Orenco also concluded that while The Centre’s electrical costs were expected to drop this spring due to falling wholesale electrical prices in the region, the long-term forecast is that electricity prices will increase significantly. Yet the cost of generating that hydroelectric power would remain steady.
Viability tied to natural gas
Stegall said the financial viability of the dam project rides on the price of natural gas, whose use in electrical generation is growing. In 2011, a little more than 30 percent of the nation’s natural gas was used to generate electricity. Only industrial use, totaling about 34 percent, was greater.
A study of U.S. electrical generation in 2009 found that 23.4 percent of the nation’s electricity was generated by natural gas, and the U.S. Energy Information Administration expects that to grow. The 2009 figure, the most recent available, represented a 7 percent increase over 2008.
By contrast, gas-fired electric generation produced only 16 percent of the nation’s electricity in 2002.
Stegall noted that continued developments in the process called “fracking” hold promise that the nation’s already abundant supplies of natural gas will continue to grow. An increasing supply could help ensure that natural gas prices — and the cost of gas-generated electricity —remain low.
“Hydropower is cost-effective when (the natural gas) price is low,” Stegall said.
Project still in early phases
So there are signs that favor a Kimball Street dam hydropower project, but the decision has yet to be made, and the process will be complicated, Stegall said.

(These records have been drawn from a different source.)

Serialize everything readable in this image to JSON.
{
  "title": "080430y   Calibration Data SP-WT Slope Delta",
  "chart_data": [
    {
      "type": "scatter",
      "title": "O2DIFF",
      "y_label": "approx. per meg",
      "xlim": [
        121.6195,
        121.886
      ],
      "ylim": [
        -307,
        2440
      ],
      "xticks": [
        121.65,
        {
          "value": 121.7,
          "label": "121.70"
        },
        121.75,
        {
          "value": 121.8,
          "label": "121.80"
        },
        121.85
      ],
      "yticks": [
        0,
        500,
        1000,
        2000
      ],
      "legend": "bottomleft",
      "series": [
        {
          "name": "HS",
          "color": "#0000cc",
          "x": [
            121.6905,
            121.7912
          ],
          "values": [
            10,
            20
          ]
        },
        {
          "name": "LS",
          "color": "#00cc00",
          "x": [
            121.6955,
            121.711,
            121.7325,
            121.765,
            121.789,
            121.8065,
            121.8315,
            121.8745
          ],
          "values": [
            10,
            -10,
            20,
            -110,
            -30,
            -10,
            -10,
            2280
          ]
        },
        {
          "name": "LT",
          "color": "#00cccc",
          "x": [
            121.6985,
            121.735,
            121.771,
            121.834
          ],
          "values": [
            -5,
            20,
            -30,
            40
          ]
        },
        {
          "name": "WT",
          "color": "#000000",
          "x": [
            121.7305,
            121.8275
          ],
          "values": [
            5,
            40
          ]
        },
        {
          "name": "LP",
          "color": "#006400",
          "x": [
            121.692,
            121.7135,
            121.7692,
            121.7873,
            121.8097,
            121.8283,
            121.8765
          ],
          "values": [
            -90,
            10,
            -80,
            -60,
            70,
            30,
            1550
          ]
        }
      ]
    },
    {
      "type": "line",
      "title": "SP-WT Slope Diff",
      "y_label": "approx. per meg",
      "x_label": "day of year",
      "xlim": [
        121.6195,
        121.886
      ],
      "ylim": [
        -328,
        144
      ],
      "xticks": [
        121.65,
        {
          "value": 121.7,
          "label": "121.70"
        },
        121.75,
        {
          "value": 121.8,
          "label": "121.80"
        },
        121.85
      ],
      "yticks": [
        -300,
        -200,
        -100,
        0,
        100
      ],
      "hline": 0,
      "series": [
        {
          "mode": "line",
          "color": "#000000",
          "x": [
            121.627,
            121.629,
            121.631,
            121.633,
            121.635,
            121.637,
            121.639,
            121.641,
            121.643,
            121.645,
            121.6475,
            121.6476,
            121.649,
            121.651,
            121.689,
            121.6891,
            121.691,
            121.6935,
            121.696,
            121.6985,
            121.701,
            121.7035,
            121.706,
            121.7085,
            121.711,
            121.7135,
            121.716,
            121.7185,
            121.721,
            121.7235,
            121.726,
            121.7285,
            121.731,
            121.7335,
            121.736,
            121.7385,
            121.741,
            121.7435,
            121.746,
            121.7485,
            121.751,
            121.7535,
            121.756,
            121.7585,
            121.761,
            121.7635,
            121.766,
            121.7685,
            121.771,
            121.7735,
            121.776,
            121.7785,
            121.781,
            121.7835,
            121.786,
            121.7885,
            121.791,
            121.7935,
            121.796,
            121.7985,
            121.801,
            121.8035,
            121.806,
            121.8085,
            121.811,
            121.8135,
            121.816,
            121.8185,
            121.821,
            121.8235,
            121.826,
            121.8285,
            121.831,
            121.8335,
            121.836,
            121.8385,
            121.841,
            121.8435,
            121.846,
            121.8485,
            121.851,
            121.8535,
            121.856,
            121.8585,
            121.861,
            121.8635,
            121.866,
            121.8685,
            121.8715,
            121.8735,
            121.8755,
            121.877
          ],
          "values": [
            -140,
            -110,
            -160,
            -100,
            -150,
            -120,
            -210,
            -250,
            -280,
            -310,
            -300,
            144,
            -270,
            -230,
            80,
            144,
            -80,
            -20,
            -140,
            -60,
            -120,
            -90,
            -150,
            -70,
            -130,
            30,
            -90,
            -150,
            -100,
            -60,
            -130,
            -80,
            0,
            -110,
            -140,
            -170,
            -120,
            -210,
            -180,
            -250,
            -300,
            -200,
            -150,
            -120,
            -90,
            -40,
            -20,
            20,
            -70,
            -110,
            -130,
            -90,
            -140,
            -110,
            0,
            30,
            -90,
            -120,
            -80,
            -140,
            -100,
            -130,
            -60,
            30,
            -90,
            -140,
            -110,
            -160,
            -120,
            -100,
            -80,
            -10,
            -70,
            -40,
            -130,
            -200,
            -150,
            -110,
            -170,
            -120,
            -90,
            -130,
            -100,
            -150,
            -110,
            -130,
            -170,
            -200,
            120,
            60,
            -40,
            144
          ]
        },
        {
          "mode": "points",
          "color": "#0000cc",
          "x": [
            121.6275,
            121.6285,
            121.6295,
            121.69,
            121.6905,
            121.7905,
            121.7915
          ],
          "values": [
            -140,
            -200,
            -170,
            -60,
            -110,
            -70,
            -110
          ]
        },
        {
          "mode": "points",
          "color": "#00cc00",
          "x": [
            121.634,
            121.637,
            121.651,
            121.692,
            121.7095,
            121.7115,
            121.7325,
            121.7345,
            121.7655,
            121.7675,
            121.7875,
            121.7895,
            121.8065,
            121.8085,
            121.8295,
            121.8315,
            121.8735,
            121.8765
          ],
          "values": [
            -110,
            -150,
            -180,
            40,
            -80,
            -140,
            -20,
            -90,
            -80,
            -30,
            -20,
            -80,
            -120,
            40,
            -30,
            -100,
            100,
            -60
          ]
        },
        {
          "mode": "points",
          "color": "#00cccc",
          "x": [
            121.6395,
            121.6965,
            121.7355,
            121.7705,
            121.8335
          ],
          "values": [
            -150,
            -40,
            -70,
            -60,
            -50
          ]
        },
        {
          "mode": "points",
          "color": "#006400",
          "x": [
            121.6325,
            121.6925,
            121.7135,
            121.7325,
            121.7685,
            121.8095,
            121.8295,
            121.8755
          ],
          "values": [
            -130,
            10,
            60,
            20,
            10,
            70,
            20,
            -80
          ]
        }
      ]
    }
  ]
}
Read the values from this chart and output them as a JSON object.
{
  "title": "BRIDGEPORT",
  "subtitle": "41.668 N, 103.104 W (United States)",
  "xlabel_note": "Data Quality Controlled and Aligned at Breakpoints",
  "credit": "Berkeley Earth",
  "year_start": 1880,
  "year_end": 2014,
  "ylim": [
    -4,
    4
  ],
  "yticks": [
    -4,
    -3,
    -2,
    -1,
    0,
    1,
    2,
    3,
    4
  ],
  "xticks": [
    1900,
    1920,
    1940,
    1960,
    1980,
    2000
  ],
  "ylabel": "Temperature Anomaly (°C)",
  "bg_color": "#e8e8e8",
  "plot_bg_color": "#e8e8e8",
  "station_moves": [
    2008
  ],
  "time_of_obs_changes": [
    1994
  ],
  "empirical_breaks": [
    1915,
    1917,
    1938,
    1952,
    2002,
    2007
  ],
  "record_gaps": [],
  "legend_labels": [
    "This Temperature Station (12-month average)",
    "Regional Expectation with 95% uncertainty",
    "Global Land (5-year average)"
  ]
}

For one, he said, the City Council must decide whether the project makes sense financially — part of that means deciding how long members are willing to wait for that investment to pay off. Stegall said the city’s costs for the project might be recouped over the course of 30 years of savings in electrical costs, and the council at some point will have to decide whether that is acceptable.
“The city remains in the early stages of assessing the project’s feasibility and is gearing up to conduct a more” thorough analysis, Stegall said. Hiring a consultant to conduct that analysis will carry a cost the City Council will have to consider.
Beyond that, there remain other points at which the project could advance or halt, Stegall said. There are regulatory hurdles — a significant one is an application to the Federal Energy Regulatory Commission, a process that lasts three to four years.
There are other regulatory and environmental issues to consider as well.
The city is gearing up to begin construction next month of the Riverside Drive Promenade, a project whose $10 million price tag is more than twice that of the hydropower project.Yet the regulatory and environmental issues are far greater with the dam project, Stegall said. City officials, he added, already have met with Illinois Department of Natural Resources and Illinois Environmental Protection Agency representatives to discuss the hydroelectric project.